This Is How You Cook an Egg Dish for a Group in Minutes
We've found tasty recipes for classic breakfast foods that feed a bunch and don't take forever to make. Brunch has never been this easy.
An Egg—and a Basket—for Everyone
This four-ingredient miracle recipe from The Auntie Em's Cookbook
, by Theresa Wahl, delivers a gorgeous-looking dish with a tiny, how-is-this-possible
amount of work. You simply line each cup of a muffin pan with a slice of ham, crack an egg into each and drizzle heavy cream on top. Salt, pepper and a sprig of thyme are the only seasonings needed, since the ham has a ton of flavor. After about 10 minutes in the oven, each person can enjoy his or her very own edible breakfast basket.
Get the recipe: Baked Eggs in Ham Baskets
A Fun-to-Say 15-Minute Wonder
Shakshouka—a popular Israeli and Tunisian dish where eggs are poached in tomato sauce—is speedy, delicious and a strong contender for edging out quiche as one of the best brunch dishes for a group. This recipe from Aliya LeeKong's Exotic Table
can serve six, and includes an herby tomato sauce that comes together in 15 minutes (which you can alternately make ahead of time). You crack the eggs over the sauce, slide the pan under the heat and broil it for five or so minutes. Make sure you have some thick, crusty bread on hand for sopping up the juices.
Get the recipe: Shakshouka with Chorizo and Bread Crumbs
An Asian-Flavored Breakfast Bake
Anyone who's considered munching on last night's leftovers at 8 a.m. will see the beauty in this flavorful casserole. It starts with a layer of cooked brown rice. Next comes a healthy (and tasty) combination of sautéed Swiss chard, onion and ginger, mixed with coconut milk, soy sauce and a dash of sesame oil. On top of that, you crack the eggs and bake until the whites are set but the yolks are still runny. You can make this in one large casserole dish or in individual ramekins.
Get the recipe: Sesame Baked Eggs
The Omelet for When You Don't Feel Like Making Omelets
We love a plate of fluffy eggs stuffed with savory fillings, but it can be hard to churn out six or eight omelets and still have everyone eat at the same time (and keep everything hot).
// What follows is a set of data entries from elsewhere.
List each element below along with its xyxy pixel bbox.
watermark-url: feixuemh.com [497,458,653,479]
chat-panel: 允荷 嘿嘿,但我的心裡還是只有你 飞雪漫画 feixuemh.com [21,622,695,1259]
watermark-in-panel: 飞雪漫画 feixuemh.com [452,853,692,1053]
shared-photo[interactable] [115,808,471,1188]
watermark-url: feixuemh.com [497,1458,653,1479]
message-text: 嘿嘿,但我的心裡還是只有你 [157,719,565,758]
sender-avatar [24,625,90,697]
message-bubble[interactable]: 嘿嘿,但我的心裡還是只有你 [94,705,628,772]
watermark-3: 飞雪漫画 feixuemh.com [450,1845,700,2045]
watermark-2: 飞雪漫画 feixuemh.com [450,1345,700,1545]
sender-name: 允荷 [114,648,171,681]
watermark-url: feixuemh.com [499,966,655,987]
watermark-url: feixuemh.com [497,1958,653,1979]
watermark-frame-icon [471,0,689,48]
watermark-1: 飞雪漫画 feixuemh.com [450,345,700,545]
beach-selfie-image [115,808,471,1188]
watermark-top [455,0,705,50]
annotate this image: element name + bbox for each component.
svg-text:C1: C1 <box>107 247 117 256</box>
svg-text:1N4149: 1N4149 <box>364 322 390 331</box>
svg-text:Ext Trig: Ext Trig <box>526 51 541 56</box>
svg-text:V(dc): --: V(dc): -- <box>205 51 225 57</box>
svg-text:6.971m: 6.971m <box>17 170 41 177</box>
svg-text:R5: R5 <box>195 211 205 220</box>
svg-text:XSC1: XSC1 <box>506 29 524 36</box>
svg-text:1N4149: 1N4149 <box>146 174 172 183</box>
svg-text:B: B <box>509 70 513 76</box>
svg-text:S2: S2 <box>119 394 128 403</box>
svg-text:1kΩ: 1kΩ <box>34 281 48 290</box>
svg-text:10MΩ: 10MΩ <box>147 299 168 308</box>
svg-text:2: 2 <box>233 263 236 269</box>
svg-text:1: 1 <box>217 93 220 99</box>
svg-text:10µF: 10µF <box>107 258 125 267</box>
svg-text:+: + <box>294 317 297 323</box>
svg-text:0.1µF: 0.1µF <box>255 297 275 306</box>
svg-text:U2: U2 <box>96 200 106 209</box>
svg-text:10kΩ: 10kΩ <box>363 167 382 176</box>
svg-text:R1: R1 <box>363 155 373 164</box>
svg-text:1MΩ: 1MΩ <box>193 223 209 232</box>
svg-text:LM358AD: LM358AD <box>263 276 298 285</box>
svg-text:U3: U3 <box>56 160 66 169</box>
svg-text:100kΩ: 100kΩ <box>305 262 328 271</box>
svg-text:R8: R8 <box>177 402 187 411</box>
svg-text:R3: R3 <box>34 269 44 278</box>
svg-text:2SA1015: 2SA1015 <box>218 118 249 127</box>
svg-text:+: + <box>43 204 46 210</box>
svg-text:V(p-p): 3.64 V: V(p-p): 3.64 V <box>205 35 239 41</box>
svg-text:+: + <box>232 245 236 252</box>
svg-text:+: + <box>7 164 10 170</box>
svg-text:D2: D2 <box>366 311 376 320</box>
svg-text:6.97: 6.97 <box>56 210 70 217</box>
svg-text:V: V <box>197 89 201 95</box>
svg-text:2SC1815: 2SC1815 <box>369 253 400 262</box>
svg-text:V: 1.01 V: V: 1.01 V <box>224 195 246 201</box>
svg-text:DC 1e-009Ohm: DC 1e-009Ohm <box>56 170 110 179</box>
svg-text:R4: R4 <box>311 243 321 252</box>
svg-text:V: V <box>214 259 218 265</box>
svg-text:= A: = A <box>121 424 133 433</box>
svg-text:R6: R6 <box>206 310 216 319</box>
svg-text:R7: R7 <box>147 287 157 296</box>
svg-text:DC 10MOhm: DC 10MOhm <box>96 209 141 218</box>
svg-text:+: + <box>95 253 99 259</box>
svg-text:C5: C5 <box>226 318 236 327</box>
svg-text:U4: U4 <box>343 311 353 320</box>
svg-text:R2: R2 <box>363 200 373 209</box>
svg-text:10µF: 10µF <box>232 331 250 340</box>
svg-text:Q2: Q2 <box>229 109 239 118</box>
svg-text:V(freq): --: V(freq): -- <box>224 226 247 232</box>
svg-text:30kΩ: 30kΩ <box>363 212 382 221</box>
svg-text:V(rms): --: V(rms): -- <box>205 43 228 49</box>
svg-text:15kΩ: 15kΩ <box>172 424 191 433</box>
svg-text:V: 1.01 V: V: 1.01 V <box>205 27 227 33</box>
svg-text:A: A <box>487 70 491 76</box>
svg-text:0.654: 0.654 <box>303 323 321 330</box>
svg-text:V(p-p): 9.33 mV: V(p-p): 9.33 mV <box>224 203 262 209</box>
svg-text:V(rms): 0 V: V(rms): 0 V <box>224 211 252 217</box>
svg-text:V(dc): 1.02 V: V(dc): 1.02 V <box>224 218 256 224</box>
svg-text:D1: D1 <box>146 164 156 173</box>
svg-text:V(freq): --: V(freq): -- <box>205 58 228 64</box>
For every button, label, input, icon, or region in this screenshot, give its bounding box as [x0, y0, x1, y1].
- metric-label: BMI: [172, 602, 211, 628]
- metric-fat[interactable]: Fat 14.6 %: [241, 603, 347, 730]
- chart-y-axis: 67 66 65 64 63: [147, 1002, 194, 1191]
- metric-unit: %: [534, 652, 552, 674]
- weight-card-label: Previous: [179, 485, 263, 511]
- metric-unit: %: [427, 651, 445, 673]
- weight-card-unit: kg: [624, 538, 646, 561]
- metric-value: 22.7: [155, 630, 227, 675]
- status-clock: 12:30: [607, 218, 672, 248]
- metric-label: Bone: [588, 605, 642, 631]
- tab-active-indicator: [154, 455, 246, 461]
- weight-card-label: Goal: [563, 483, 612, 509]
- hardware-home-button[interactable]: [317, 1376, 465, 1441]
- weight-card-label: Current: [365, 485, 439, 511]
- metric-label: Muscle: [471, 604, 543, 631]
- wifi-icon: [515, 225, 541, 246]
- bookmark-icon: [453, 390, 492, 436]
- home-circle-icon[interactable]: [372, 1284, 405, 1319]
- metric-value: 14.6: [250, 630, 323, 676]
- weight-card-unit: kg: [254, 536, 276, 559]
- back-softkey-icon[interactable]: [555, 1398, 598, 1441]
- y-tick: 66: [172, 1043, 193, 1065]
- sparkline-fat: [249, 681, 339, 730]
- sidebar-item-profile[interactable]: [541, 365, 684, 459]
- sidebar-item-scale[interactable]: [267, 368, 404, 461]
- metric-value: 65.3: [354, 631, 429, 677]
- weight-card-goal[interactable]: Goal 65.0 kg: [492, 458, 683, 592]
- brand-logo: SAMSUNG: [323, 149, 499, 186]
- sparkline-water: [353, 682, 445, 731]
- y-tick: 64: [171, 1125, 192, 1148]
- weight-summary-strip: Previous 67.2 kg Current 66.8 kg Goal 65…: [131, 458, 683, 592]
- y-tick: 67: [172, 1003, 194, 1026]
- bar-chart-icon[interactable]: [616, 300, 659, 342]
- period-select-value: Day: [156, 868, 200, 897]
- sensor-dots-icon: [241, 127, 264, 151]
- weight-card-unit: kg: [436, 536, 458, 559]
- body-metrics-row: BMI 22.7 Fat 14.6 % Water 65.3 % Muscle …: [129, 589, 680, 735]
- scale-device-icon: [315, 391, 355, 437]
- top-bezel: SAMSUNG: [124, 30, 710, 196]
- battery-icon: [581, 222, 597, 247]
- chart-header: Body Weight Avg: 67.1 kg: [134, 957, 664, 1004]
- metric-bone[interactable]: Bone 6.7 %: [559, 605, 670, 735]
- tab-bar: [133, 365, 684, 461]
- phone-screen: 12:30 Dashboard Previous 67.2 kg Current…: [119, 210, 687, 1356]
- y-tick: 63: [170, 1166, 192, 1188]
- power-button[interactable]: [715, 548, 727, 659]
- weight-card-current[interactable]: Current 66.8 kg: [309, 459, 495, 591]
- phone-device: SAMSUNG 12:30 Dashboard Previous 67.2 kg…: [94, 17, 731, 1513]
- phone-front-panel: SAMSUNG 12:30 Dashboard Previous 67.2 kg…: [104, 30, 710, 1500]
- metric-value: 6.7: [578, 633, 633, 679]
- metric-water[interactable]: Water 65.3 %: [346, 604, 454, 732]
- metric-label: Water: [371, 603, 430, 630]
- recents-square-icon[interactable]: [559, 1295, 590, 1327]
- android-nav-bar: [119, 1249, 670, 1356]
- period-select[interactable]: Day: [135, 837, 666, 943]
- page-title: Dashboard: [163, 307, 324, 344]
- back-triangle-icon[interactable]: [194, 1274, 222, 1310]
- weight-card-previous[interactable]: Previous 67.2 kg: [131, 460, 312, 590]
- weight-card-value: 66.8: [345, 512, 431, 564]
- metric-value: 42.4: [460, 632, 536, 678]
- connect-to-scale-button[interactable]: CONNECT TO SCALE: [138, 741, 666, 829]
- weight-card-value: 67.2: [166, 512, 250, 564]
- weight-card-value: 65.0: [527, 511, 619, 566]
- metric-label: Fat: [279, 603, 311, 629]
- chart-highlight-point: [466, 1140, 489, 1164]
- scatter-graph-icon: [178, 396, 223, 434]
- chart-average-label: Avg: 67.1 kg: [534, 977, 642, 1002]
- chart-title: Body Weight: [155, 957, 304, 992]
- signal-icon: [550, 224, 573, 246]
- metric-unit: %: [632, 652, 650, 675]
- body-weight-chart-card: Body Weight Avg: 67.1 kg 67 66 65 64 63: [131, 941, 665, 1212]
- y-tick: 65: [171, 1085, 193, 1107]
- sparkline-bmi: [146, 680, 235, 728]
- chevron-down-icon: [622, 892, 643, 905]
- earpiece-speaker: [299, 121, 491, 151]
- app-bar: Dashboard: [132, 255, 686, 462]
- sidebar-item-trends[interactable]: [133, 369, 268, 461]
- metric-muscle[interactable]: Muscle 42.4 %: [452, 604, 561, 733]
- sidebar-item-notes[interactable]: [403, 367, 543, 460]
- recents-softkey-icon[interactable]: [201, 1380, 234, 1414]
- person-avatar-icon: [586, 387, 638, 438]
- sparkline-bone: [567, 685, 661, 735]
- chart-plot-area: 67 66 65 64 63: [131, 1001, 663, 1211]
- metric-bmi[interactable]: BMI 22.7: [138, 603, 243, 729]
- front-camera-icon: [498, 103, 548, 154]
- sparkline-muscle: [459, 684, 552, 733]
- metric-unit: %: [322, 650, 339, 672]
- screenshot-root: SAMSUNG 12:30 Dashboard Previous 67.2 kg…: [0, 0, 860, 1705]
Making a frittata solves that problem—and they don't come much easier than with this recipe.
You whisk the eggs, add canned, chopped tomatoes and herbs and pour everything into a skillet. The mixture cooks on the stove for about five minutes, and then in the oven for 15 more. Then, you spread tomato paste and grated cheddar on top and slide the frittata back into the oven for another seven minutes, until the cheese is melted and slightly bubbly—so you've got a pizzalike take on a classic breakfast food.